4/3/07

Hawthorn

THE HAWTHORN, Cratoegus oxyacanth

IF the "milk-white thorn that scents the evening gale" had, as a literary subject, been "unattempted yet in prose or rhyme," the temptation would at this moment be too strong to be resisted. But turn to the books, dear reader, and see that whoever could say or sing something in its praise has made the most of his advantage. The history of the thorn has in consequence grown to vast proportions. We may therefore devote the small space at our disposal to a new essay on the place of the thorn in the garden; and we begin by saying that the double variety here figured represents a very important and splendid section of thorns that, in the most proper sense of the term, may be described as pictorial and garden trees.

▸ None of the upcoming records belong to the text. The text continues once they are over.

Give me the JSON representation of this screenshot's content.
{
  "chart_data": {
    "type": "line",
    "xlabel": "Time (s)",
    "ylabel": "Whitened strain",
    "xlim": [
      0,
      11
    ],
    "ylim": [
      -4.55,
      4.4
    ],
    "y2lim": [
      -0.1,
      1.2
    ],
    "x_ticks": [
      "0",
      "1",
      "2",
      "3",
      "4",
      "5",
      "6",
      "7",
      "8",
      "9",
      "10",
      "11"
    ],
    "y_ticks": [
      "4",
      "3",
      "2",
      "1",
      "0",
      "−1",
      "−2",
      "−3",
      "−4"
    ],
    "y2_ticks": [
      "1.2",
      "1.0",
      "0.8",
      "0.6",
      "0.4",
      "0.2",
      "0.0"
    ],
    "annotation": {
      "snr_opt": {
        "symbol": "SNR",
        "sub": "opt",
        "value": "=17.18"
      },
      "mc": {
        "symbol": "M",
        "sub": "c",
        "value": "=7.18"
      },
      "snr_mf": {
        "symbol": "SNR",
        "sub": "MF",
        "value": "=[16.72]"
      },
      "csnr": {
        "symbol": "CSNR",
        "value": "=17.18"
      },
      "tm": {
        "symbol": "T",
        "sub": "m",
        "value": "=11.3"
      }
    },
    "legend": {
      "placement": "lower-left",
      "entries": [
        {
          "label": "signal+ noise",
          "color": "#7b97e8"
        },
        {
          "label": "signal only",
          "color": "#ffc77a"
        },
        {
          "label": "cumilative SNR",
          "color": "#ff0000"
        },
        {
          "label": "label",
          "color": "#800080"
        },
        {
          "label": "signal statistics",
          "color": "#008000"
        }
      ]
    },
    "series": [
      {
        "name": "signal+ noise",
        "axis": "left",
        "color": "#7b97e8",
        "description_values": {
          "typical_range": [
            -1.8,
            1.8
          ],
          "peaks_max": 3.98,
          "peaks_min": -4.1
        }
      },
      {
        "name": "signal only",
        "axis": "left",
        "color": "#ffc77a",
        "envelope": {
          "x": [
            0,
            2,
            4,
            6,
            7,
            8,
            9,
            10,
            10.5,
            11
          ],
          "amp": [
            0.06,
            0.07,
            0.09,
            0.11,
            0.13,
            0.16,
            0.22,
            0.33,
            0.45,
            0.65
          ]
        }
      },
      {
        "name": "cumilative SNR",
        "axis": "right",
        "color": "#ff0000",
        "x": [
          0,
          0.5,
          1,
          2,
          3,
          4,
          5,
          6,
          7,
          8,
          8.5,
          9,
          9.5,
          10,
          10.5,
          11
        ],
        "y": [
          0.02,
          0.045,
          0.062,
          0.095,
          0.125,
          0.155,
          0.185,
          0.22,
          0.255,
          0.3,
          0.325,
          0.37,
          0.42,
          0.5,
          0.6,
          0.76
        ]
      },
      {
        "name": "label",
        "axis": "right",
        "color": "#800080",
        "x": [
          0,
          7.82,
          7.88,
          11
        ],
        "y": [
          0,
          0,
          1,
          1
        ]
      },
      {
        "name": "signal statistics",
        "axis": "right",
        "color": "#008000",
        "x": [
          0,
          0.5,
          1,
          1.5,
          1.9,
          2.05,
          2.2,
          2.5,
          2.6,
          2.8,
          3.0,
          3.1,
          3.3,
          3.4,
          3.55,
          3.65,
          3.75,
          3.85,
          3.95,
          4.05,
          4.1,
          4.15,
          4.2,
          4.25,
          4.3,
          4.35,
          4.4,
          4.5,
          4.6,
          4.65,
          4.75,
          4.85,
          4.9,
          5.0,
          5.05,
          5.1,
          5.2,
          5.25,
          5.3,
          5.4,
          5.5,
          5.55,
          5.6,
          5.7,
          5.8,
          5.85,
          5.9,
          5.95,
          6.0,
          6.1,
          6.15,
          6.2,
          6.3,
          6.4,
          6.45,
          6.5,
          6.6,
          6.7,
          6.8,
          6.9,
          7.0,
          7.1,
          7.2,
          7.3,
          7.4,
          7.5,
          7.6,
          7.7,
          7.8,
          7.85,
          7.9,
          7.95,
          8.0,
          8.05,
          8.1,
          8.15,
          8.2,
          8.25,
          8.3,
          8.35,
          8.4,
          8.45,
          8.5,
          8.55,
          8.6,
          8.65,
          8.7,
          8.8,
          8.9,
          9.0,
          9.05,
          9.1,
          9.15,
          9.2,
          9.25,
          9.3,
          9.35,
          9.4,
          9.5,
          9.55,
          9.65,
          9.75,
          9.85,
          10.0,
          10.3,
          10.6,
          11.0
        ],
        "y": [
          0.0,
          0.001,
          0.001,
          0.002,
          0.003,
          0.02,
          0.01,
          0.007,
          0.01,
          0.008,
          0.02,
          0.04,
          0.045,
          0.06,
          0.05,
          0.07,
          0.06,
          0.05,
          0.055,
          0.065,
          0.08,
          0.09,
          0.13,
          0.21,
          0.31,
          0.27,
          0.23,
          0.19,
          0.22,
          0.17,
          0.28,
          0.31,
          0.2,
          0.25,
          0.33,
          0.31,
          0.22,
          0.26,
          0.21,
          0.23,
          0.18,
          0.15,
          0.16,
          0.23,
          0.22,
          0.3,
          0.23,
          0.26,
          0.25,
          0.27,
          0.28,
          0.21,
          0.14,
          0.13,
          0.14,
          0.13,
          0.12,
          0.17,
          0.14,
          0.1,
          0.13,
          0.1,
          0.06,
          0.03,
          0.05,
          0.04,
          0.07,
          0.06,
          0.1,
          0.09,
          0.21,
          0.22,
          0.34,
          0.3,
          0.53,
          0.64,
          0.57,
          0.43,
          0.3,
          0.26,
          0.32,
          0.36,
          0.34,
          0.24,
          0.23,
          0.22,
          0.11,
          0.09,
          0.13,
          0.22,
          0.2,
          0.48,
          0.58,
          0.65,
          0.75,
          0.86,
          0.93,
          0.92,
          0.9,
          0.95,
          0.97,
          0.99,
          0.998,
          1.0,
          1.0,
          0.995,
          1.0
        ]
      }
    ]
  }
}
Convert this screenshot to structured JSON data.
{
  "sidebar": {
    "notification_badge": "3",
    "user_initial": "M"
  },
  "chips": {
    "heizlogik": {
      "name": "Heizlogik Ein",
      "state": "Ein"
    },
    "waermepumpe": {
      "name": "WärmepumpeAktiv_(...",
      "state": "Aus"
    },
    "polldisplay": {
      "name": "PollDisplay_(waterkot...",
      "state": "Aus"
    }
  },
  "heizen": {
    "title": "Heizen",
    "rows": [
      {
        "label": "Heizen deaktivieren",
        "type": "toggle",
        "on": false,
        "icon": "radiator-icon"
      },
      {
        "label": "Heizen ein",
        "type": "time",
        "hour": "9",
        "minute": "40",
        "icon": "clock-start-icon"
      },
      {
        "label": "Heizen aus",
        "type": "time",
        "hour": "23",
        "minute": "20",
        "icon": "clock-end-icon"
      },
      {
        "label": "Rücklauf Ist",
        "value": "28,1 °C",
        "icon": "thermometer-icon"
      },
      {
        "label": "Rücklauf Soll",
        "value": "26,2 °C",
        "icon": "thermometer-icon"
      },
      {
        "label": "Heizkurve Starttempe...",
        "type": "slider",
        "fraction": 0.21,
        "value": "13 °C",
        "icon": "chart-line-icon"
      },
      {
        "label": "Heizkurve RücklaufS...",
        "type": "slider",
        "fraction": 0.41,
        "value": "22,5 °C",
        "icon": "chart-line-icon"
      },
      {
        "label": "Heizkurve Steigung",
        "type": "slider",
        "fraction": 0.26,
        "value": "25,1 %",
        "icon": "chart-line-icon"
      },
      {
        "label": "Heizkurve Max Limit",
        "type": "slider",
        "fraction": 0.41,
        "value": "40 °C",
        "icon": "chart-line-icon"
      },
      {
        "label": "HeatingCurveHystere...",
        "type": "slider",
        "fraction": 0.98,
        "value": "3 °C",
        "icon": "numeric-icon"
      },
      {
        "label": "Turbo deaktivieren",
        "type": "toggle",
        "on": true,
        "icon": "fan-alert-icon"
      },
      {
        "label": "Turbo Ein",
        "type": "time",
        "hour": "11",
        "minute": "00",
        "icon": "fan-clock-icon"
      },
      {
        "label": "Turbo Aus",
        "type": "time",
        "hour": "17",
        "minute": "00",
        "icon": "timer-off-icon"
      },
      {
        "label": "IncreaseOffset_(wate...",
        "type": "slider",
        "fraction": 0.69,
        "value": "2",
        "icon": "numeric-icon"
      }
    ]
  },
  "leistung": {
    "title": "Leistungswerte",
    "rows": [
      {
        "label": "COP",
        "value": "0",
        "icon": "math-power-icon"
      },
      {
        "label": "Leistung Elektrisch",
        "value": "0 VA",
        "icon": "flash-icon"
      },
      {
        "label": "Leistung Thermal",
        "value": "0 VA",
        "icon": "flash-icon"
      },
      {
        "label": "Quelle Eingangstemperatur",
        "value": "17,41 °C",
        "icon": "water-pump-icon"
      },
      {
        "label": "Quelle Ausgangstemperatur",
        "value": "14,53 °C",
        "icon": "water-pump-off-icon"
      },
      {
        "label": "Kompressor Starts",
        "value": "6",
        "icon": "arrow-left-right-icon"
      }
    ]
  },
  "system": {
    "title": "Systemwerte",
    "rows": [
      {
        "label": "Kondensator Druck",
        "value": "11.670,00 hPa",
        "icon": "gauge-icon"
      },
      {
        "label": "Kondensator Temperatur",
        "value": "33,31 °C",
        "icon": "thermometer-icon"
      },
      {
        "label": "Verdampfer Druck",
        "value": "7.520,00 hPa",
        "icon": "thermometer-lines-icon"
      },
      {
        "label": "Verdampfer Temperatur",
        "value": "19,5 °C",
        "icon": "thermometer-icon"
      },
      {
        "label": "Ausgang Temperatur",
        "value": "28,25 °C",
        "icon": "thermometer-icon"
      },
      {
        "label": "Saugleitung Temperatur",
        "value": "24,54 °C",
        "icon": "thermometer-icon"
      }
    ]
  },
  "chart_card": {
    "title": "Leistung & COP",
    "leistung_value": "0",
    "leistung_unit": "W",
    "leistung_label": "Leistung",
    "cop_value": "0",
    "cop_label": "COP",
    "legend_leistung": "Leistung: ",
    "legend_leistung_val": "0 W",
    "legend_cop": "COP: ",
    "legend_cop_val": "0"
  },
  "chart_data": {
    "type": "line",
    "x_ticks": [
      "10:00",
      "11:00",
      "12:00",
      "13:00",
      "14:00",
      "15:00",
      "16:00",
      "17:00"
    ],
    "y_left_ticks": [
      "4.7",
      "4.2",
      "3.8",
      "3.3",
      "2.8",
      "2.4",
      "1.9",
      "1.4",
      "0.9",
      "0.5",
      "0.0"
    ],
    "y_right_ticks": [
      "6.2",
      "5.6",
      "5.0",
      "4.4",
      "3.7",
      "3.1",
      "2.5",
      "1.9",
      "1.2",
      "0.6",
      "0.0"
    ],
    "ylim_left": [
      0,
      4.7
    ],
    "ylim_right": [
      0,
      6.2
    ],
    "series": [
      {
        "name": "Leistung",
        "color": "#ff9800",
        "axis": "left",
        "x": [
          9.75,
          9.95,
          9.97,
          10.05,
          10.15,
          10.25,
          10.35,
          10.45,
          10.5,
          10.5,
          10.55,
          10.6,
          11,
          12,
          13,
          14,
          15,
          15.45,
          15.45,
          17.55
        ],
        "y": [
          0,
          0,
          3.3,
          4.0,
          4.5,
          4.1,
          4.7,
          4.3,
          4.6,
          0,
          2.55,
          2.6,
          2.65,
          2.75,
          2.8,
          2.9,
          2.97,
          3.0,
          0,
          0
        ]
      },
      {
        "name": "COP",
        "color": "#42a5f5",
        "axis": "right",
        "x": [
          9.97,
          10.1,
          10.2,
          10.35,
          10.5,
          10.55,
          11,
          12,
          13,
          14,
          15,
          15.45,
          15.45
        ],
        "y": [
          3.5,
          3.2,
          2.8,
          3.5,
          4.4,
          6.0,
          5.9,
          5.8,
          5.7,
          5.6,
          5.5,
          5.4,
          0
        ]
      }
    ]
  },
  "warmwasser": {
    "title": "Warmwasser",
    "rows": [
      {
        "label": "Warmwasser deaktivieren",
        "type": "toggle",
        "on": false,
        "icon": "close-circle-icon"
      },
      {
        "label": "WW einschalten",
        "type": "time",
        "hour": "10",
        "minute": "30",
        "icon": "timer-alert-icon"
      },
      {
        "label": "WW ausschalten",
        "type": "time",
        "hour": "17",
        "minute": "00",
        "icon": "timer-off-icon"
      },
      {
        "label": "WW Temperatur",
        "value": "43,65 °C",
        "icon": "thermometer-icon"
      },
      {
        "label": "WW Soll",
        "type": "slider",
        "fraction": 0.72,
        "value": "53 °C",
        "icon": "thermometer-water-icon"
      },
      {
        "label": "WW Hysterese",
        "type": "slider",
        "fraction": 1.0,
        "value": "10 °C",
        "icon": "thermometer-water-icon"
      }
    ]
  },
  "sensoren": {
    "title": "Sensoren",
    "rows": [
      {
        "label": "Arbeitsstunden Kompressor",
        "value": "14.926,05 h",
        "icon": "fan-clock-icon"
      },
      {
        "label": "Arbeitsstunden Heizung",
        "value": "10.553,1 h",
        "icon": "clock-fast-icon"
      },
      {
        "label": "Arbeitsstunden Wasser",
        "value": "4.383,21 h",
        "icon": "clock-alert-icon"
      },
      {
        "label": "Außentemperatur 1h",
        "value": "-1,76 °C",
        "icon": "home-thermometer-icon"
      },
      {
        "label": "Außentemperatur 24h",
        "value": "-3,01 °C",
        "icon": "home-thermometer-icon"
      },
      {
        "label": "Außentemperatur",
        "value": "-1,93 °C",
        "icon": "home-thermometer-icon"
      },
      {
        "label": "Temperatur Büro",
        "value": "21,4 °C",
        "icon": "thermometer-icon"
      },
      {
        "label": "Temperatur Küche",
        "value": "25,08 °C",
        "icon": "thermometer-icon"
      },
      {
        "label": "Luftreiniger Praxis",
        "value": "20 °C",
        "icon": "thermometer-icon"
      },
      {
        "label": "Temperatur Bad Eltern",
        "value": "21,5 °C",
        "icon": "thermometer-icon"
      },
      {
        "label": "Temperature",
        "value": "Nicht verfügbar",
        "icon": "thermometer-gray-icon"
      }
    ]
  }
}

It may be said of the thorns that they are more accommodating than any equally handsome class of hardy deciduous trees. Go to Lincoln's Inn Fields in June, and there you shall see, flowering freely, a fine collection of varieties of Cratoegus oxyacantha in a most thriving state in the very heart of smoky London, where earth and air have been poisoned by coal-smoke for centuries. Go to Troutbeck in July, and walk up the Vale to Kirkstone Pass, and you may see thousands of hawthorns blooming gaily, and you may note by the herbage and the colour of the soil that they are all located on a basis of starvation, where oaks and elms would no more grow than they would on a cheeseplate. And you may go to Cobham Park, and see huge "creeping" thorns thriving in a good soil that produces the finest timber; and after this, wherever you meet with thorns, you will probably note that they are almost careless of conditions, as though endowed with a special power of adapting themselves to any circumstances short of being made into faggots and put upon the fire. And they adapt themselves to that fairly well, for thornwood is capital fuel, but the adaptation is of quite a temporary nature.